WindowShade was a control panel extension for the classic Mac OS that allowed a user to double-click a window's title bar to "roll up" the window like a windowshade. When the window was "rolled up", only the title bar of the window was visible; the window's content area disappeared, allowing easier manipulation of the windows on the screen.

History
It debuted in System 7.5, but disappeared in Mac OS 8, when the feature was implemented as a part of the Appearance Manager. A widget was added to the title bar in addition to the double-click method of collapsing a window. The entire feature disappeared with the release of Mac OS X; windows could be minimized to the Dock on the new system or, starting with Mac OS X 10.3, moved aside with Exposé. However, several third-party utilities, such as WindowShade X for Unsanity's Application Enhancer software, have brought the ability back to Mac OS. It has since reappeared as a commercial haxie and offers other features, like translucent windows and minimize-in-place. WindowShade X from Unsanity stopped working in Mac OS 10.7, and other third-party developers have since released applications such as WindowMizer from RGB World that keep the WindowShade feature working on Mac OS X 10.6 and greater.
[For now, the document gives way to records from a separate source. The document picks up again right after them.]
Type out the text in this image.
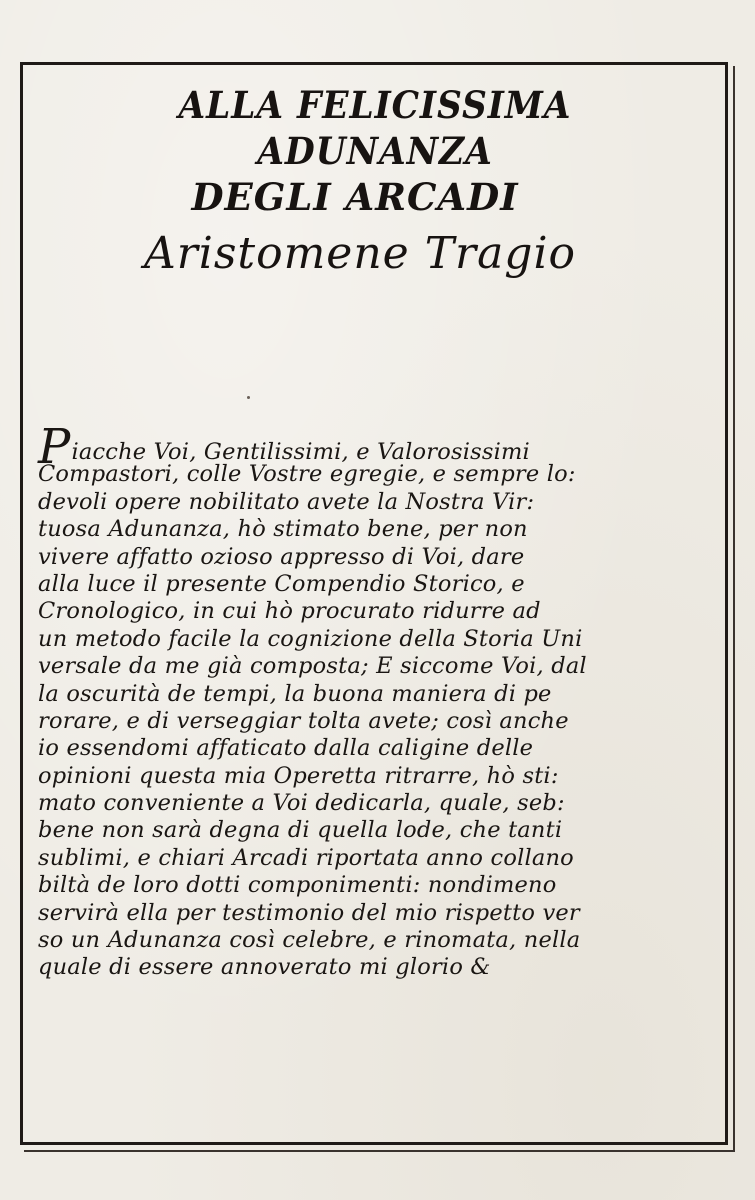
ALLA FELICISSIMA ADUNANZA
DEGLI ARCADI
Aristomene Tragio
Piacche Voi, Gentilissimi, e Valorosissimi
Compastori, colle Vostre egregie, e sempre lo:
devoli opere nobilitato avete la Nostra Vir:
tuosa Adunanza, hò stimato bene, per non
vivere affatto ozioso appresso di Voi, dare
alla luce il presente Compendio Storico, e
Cronologico, in cui hò procurato ridurre ad
un metodo facile la cognizione della Storia Uni
versale da me già composta; E siccome Voi, dal
la oscurità de tempi, la buona maniera di pe
rorare, e di verseggiar tolta avete; così anche
io essendomi affaticato dalla caligine delle
opinioni questa mia Operetta ritrarre, hò sti:
mato conveniente a Voi dedicarla, quale, seb:
bene non sarà degna di quella lode, che tanti
sublimi, e chiari Arcadi riportata anno collano
biltà de loro dotti componimenti: nondimeno
servirà ella per testimonio del mio rispetto ver
so un Adunanza così celebre, e rinomata, nella
quale di essere annoverato mi glorio &
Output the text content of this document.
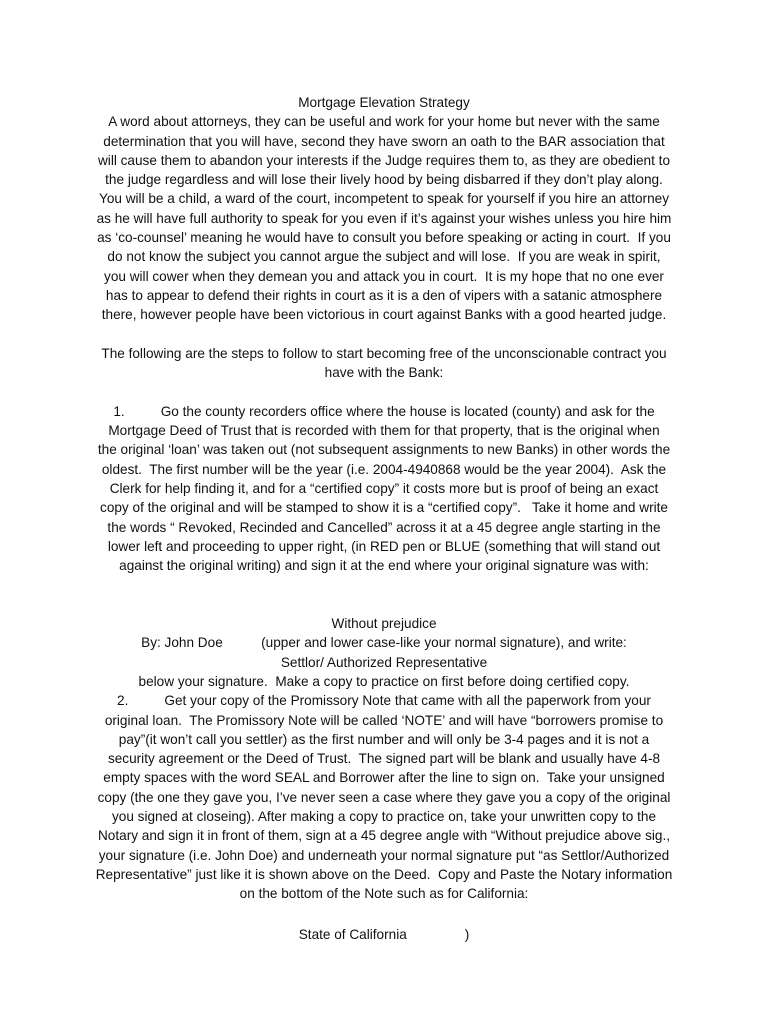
Mortgage Elevation Strategy
A word about attorneys, they can be useful and work for your home but never with the same
determination that you will have, second they have sworn an oath to the BAR association that
will cause them to abandon your interests if the Judge requires them to, as they are obedient to
the judge regardless and will lose their lively hood by being disbarred if they don’t play along.
You will be a child, a ward of the court, incompetent to speak for yourself if you hire an attorney
as he will have full authority to speak for you even if it’s against your wishes unless you hire him
as ‘co-counsel’ meaning he would have to consult you before speaking or acting in court.  If you
do not know the subject you cannot argue the subject and will lose.  If you are weak in spirit,
you will cower when they demean you and attack you in court.  It is my hope that no one ever
has to appear to defend their rights in court as it is a den of vipers with a satanic atmosphere
there, however people have been victorious in court against Banks with a good hearted judge.
The following are the steps to follow to start becoming free of the unconscionable contract you
have with the Bank:
1.	Go the county recorders office where the house is located (county) and ask for the
Mortgage Deed of Trust that is recorded with them for that property, that is the original when
the original ‘loan’ was taken out (not subsequent assignments to new Banks) in other words the
oldest.  The first number will be the year (i.e. 2004-4940868 would be the year 2004).  Ask the
Clerk for help finding it, and for a “certified copy” it costs more but is proof of being an exact
copy of the original and will be stamped to show it is a “certified copy”.   Take it home and write
the words “ Revoked, Recinded and Cancelled” across it at a 45 degree angle starting in the
lower left and proceeding to upper right, (in RED pen or BLUE (something that will stand out
against the original writing) and sign it at the end where your original signature was with:
Without prejudice
By: John Doe	(upper and lower case-like your normal signature), and write:
Settlor/ Authorized Representative
below your signature.  Make a copy to practice on first before doing certified copy.
2.	Get your copy of the Promissory Note that came with all the paperwork from your
original loan.  The Promissory Note will be called ‘NOTE’ and will have “borrowers promise to
pay”(it won’t call you settler) as the first number and will only be 3-4 pages and it is not a
security agreement or the Deed of Trust.  The signed part will be blank and usually have 4-8
empty spaces with the word SEAL and Borrower after the line to sign on.  Take your unsigned
copy (the one they gave you, I’ve never seen a case where they gave you a copy of the original
you signed at closeing). After making a copy to practice on, take your unwritten copy to the
Notary and sign it in front of them, sign at a 45 degree angle with “Without prejudice above sig.,
your signature (i.e. John Doe) and underneath your normal signature put “as Settlor/Authorized
Representative” just like it is shown above on the Deed.  Copy and Paste the Notary information
on the bottom of the Note such as for California:
State of California	)
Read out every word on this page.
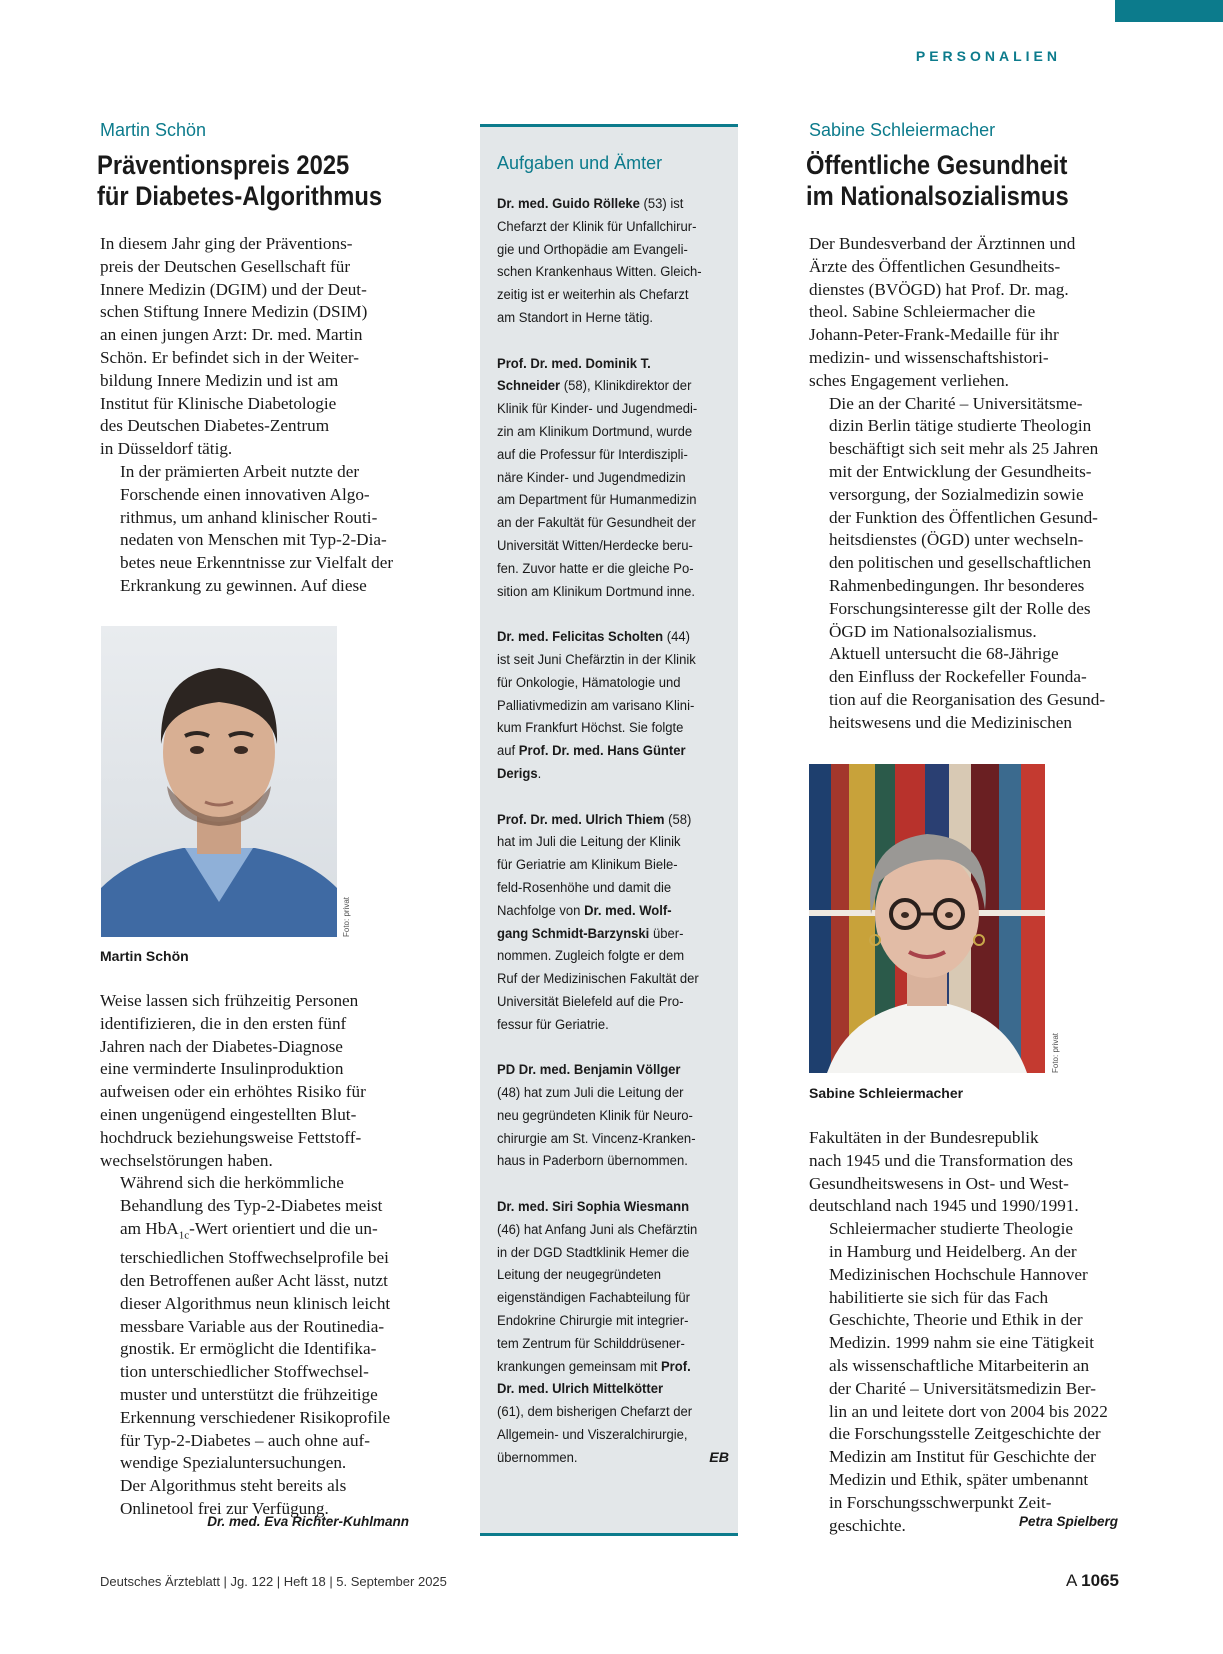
PERSONALIEN
Martin Schön
Präventionspreis 2025
für Diabetes-Algorithmus

In diesem Jahr ging der Präventions-
preis der Deutschen Gesellschaft für
Innere Medizin (DGIM) und der Deut-
schen Stiftung Innere Medizin (DSIM)
an einen jungen Arzt: Dr. med. Martin
Schön. Er befindet sich in der Weiter-
bildung Innere Medizin und ist am
Institut für Klinische Diabetologie
des Deutschen Diabetes-Zentrum
in Düsseldorf tätig.

In der prämierten Arbeit nutzte der
Forschende einen innovativen Algo-
rithmus, um anhand klinischer Routi-
nedaten von Menschen mit Typ-2-Dia-
betes neue Erkenntnisse zur Vielfalt der
Erkrankung zu gewinnen. Auf diese

Foto: privat
Martin Schön

Weise lassen sich frühzeitig Personen
identifizieren, die in den ersten fünf
Jahren nach der Diabetes-Diagnose
eine verminderte Insulinproduktion
aufweisen oder ein erhöhtes Risiko für
einen ungenügend eingestellten Blut-
hochdruck beziehungsweise Fettstoff-
wechselstörungen haben.

Während sich die herkömmliche
Behandlung des Typ-2-Diabetes meist
am HbA$_{1c}$-Wert orientiert und die un-
terschiedlichen Stoffwechselprofile bei
den Betroffenen außer Acht lässt, nutzt
dieser Algorithmus neun klinisch leicht
messbare Variable aus der Routinedia-
gnostik. Er ermöglicht die Identifika-
tion unterschiedlicher Stoffwechsel-
muster und unterstützt die frühzeitige
Erkennung verschiedener Risikoprofile
für Typ-2-Diabetes – auch ohne auf-
wendige Spezialuntersuchungen.

Der Algorithmus steht bereits als
Onlinetool frei zur Verfügung.

Dr. med. Eva Richter-Kuhlmann
Aufgaben und Ämter
Dr. med. Guido Rölleke (53) ist
Chefarzt der Klinik für Unfallchirur-
gie und Orthopädie am Evangeli-
schen Krankenhaus Witten. Gleich-
zeitig ist er weiterhin als Chefarzt
am Standort in Herne tätig.
Prof. Dr. med. Dominik T.
Schneider (58), Klinikdirektor der
Klinik für Kinder- und Jugendmedi-
zin am Klinikum Dortmund, wurde
auf die Professur für Interdiszipli-
näre Kinder- und Jugendmedizin
am Department für Humanmedizin
an der Fakultät für Gesundheit der
Universität Witten/Herdecke beru-
fen. Zuvor hatte er die gleiche Po-
sition am Klinikum Dortmund inne.
Dr. med. Felicitas Scholten (44)
ist seit Juni Chefärztin in der Klinik
für Onkologie, Hämatologie und
Palliativmedizin am varisano Klini-
kum Frankfurt Höchst. Sie folgte
auf Prof. Dr. med. Hans Günter
Derigs.
Prof. Dr. med. Ulrich Thiem (58)
hat im Juli die Leitung der Klinik
für Geriatrie am Klinikum Biele-
feld-Rosenhöhe und damit die
Nachfolge von Dr. med. Wolf-
gang Schmidt-Barzynski über-
nommen. Zugleich folgte er dem
Ruf der Medizinischen Fakultät der
Universität Bielefeld auf die Pro-
fessur für Geriatrie.
PD Dr. med. Benjamin Völlger
(48) hat zum Juli die Leitung der
neu gegründeten Klinik für Neuro-
chirurgie am St. Vincenz-Kranken-
haus in Paderborn übernommen.
Dr. med. Siri Sophia Wiesmann
(46) hat Anfang Juni als Chefärztin
in der DGD Stadtklinik Hemer die
Leitung der neugegründeten
eigenständigen Fachabteilung für
Endokrine Chirurgie mit integrier-
tem Zentrum für Schilddrüsener-
krankungen gemeinsam mit Prof.
Dr. med. Ulrich Mittelkötter
(61), dem bisherigen Chefarzt der
Allgemein- und Viszeralchirurgie,
übernommen.	EB
Sabine Schleiermacher
Öffentliche Gesundheit
im Nationalsozialismus

Der Bundesverband der Ärztinnen und
Ärzte des Öffentlichen Gesundheits-
dienstes (BVÖGD) hat Prof. Dr. mag.
theol. Sabine Schleiermacher die
Johann-Peter-Frank-Medaille für ihr
medizin- und wissenschaftshistori-
sches Engagement verliehen.

Die an der Charité – Universitätsme-
dizin Berlin tätige studierte Theologin
beschäftigt sich seit mehr als 25 Jahren
mit der Entwicklung der Gesundheits-
versorgung, der Sozialmedizin sowie
der Funktion des Öffentlichen Gesund-
heitsdienstes (ÖGD) unter wechseln-
den politischen und gesellschaftlichen
Rahmenbedingungen. Ihr besonderes
Forschungsinteresse gilt der Rolle des
ÖGD im Nationalsozialismus.

Aktuell untersucht die 68-Jährige
den Einfluss der Rockefeller Founda-
tion auf die Reorganisation des Gesund-
heitswesens und die Medizinischen

Foto: privat
Sabine Schleiermacher

Fakultäten in der Bundesrepublik
nach 1945 und die Transformation des
Gesundheitswesens in Ost- und West-
deutschland nach 1945 und 1990/1991.

Schleiermacher studierte Theologie
in Hamburg und Heidelberg. An der
Medizinischen Hochschule Hannover
habilitierte sie sich für das Fach
Geschichte, Theorie und Ethik in der
Medizin. 1999 nahm sie eine Tätigkeit
als wissenschaftliche Mitarbeiterin an
der Charité – Universitätsmedizin Ber-
lin an und leitete dort von 2004 bis 2022
die Forschungsstelle Zeitgeschichte der
Medizin am Institut für Geschichte der
Medizin und Ethik, später umbenannt
in Forschungsschwerpunkt Zeit-
geschichte.	Petra Spielberg
Deutsches Ärzteblatt | Jg. 122 | Heft 18 | 5. September 2025	A 1065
The WindowShade control panel itself stems from a third-party utility originally written for System 6.0.7 by Rob Johnston. Apple purchased the rights to this software from the developer for use in System 7.5.

Other operating systems
Some window managers for Unix-like operating systems have a similar feature allowing windows to be set to "roll up" when the user double-clicks the title bar of a window. Some window managers provide a titlebar button to access the functionality. While Microsoft Windows does not expose such a feature by default, in some versions if a window is minimized while no taskbar is available, the said window will become a "shade" at the bottom of the screen. An intentional shading implementation for Windows is provided by third-party software vendors.